Within the same sentence, she qualified
her statement with something so powerful, I had to write about it
this morning. She simply said that they needed to find a church with
some iron in it.
I knew exactly what she meant, and in
an instant, I was confronted with the consequences of past decisions.
So, I hope everyone will forgive this moment of personalization as I
explain to my daughter why she struggles so much to find a church
home.
It's not your fault that it has taken
you this long to realize the value of iron. Between the demands of
the Air Force, the refining of my spiritual and doctrinal stances,
and the pressures of satisfying a wife and children, you rarely
stayed in a church home for more than three years. The nomadic
lifestyle of the Air Force, coupled with my own insecurity in
spiritual matters, didn't allow you to forge long term spiritual
relationships. I was easily offended, overly demanding, and
completely self-absorbed. I allowed things into my home that
diminished our purity and holiness, and as you are well aware, I knew
I was right, but rarely acted right. I pushed you to believe your
gifting was special, and placed you on a pedestal. I've left more
than one church, because they failed to recognize your talent. If
things got too hard, or the Pastor demanded more than I was willing
to give, I'd pack us up and move to another church.

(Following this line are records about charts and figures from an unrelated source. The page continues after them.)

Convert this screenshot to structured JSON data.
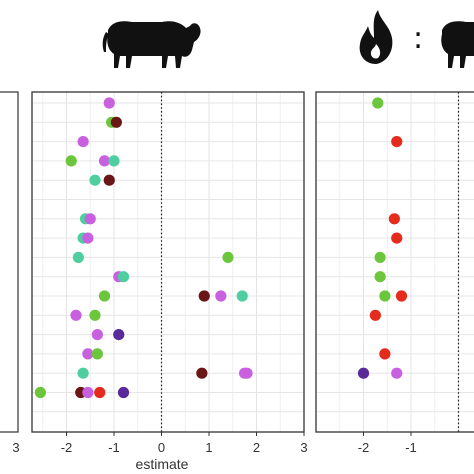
{
  "chart_data": {
    "type": "scatter",
    "xlabel": "estimate",
    "xlim": [
      -3,
      3
    ],
    "x_ticks": [
      "-2",
      "-1",
      "0",
      "1",
      "2",
      "3"
    ],
    "left_panel_tick": "3",
    "reference_line_x": 0,
    "panel_header_separator": ":",
    "n_rows": 17,
    "grid": true,
    "icons": {
      "middle_panel": "cow-icon",
      "right_panel": [
        "fire-icon",
        "cow-icon"
      ]
    },
    "colors": {
      "green": "#6cc63c",
      "teal": "#4fcfa0",
      "purple": "#c860e0",
      "darkred": "#6a1616",
      "red": "#e42b1d",
      "violet": "#5a2a98"
    },
    "panels": [
      {
        "name": "middle",
        "points": [
          {
            "row": 0,
            "x": -1.1,
            "color": "purple"
          },
          {
            "row": 1,
            "x": -1.05,
            "color": "green"
          },
          {
            "row": 1,
            "x": -0.95,
            "color": "darkred"
          },
          {
            "row": 2,
            "x": -1.65,
            "color": "purple"
          },
          {
            "row": 3,
            "x": -1.9,
            "color": "green"
          },
          {
            "row": 3,
            "x": -1.2,
            "color": "purple"
          },
          {
            "row": 3,
            "x": -1.0,
            "color": "teal"
          },
          {
            "row": 4,
            "x": -1.4,
            "color": "teal"
          },
          {
            "row": 4,
            "x": -1.1,
            "color": "darkred"
          },
          {
            "row": 6,
            "x": -1.6,
            "color": "teal"
          },
          {
            "row": 6,
            "x": -1.5,
            "color": "purple"
          },
          {
            "row": 7,
            "x": -1.65,
            "color": "teal"
          },
          {
            "row": 7,
            "x": -1.55,
            "color": "purple"
          },
          {
            "row": 8,
            "x": -1.75,
            "color": "teal"
          },
          {
            "row": 8,
            "x": 1.4,
            "color": "green"
          },
          {
            "row": 9,
            "x": -0.9,
            "color": "purple"
          },
          {
            "row": 9,
            "x": -0.8,
            "color": "teal"
          },
          {
            "row": 10,
            "x": -1.2,
            "color": "green"
          },
          {
            "row": 10,
            "x": 0.9,
            "color": "darkred"
          },
          {
            "row": 10,
            "x": 1.25,
            "color": "purple"
          },
          {
            "row": 10,
            "x": 1.7,
            "color": "teal"
          },
          {
            "row": 11,
            "x": -1.8,
            "color": "purple"
          },
          {
            "row": 11,
            "x": -1.4,
            "color": "green"
          },
          {
            "row": 12,
            "x": -1.35,
            "color": "purple"
          },
          {
            "row": 12,
            "x": -0.9,
            "color": "violet"
          },
          {
            "row": 13,
            "x": -1.55,
            "color": "purple"
          },
          {
            "row": 13,
            "x": -1.35,
            "color": "green"
          },
          {
            "row": 14,
            "x": -1.65,
            "color": "teal"
          },
          {
            "row": 14,
            "x": 0.85,
            "color": "darkred"
          },
          {
            "row": 14,
            "x": 1.75,
            "color": "purple"
          },
          {
            "row": 14,
            "x": 1.8,
            "color": "purple"
          },
          {
            "row": 15,
            "x": -2.55,
            "color": "green"
          },
          {
            "row": 15,
            "x": -1.7,
            "color": "darkred"
          },
          {
            "row": 15,
            "x": -1.55,
            "color": "purple"
          },
          {
            "row": 15,
            "x": -1.3,
            "color": "red"
          },
          {
            "row": 15,
            "x": -0.8,
            "color": "violet"
          }
        ]
      },
      {
        "name": "right",
        "points": [
          {
            "row": 0,
            "x": -1.7,
            "color": "green"
          },
          {
            "row": 2,
            "x": -1.3,
            "color": "red"
          },
          {
            "row": 6,
            "x": -1.35,
            "color": "red"
          },
          {
            "row": 7,
            "x": -1.3,
            "color": "red"
          },
          {
            "row": 8,
            "x": -1.65,
            "color": "green"
          },
          {
            "row": 9,
            "x": -1.65,
            "color": "green"
          },
          {
            "row": 10,
            "x": -1.55,
            "color": "green"
          },
          {
            "row": 10,
            "x": -1.2,
            "color": "red"
          },
          {
            "row": 11,
            "x": -1.75,
            "color": "red"
          },
          {
            "row": 13,
            "x": -1.55,
            "color": "red"
          },
          {
            "row": 14,
            "x": -2.0,
            "color": "violet"
          },
          {
            "row": 14,
            "x": -1.3,
            "color": "purple"
          }
        ]
      }
    ]
  }
}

Then you grew up. You were no longer
in my life at the moment I needed you to be. I needed you to see the
power of joining with a body of believers who hold you to a higher
standard. I needed you to enjoy the joy of learning with others
equally as hungry as yourself. You see, the interesting thing about
iron sharpening iron, is that one submits and yields to the other,
alternately gaining strength. It is the forge of the master
blacksmith that heats us up and folds us into one another. The
hammer of the Holy Spirit drives us together while at the same time
leaving our individual contributions evident for others to see. Like
the fold lines in a good piece of steel, you can see the forging
process, but the work is one solid piece of steel. We have to be
forged together to become strong. It takes a long time to forge the
finest Damascus or Japanese blades. The firing and forging aren't
easy. Submission to one another is essential, purity is crucial, and
temper is everything. You didn't see these things when you were
growing up. I know you look at me through the rainbow glasses of
being my daughter, but I should have prepared you better, been more
secure, and trusted God more.
You see, one thing I've learned over
the years is that God loves you more than I do. He is infinitely
concerned with your salvation. I can grow weary, become angry, live
in frustration, but He doesn't. I can be mad at you, punish you, and
push you away, but he doesn't. He is always right where we left him.
You see, the things you are going through, can be blamed on me. I
should have been more stable, more submissive, more pure in my
devotion to others. So, when I hear you say; I need a church with
more iron in it, I am grateful that you've found this out almost
fifteen years before I realized it. It won't be easy, submitting
never is. Finding a church home with iron in it won't be easy
either. I was blessed to become part of this body we are in now.
You will need to find a church that teaches straight up word and not
watered down feel good stuff. If you're not challenged to grow,
pray, be a participant, or know the Word, then it doesn't matter how
much your children like it, how much they let you sing, how much they
picnic together, it doesn't have iron in it. Duct tape churches are
fine until the heat rises or the cold sets in. Churches built upon
the personality of the pastor, the quality of the praise team, or
even the amount of 'play' time they offer, isn't what church is for.
I have asked God to make you a
Spiritual metal detector. Listen for the evidence.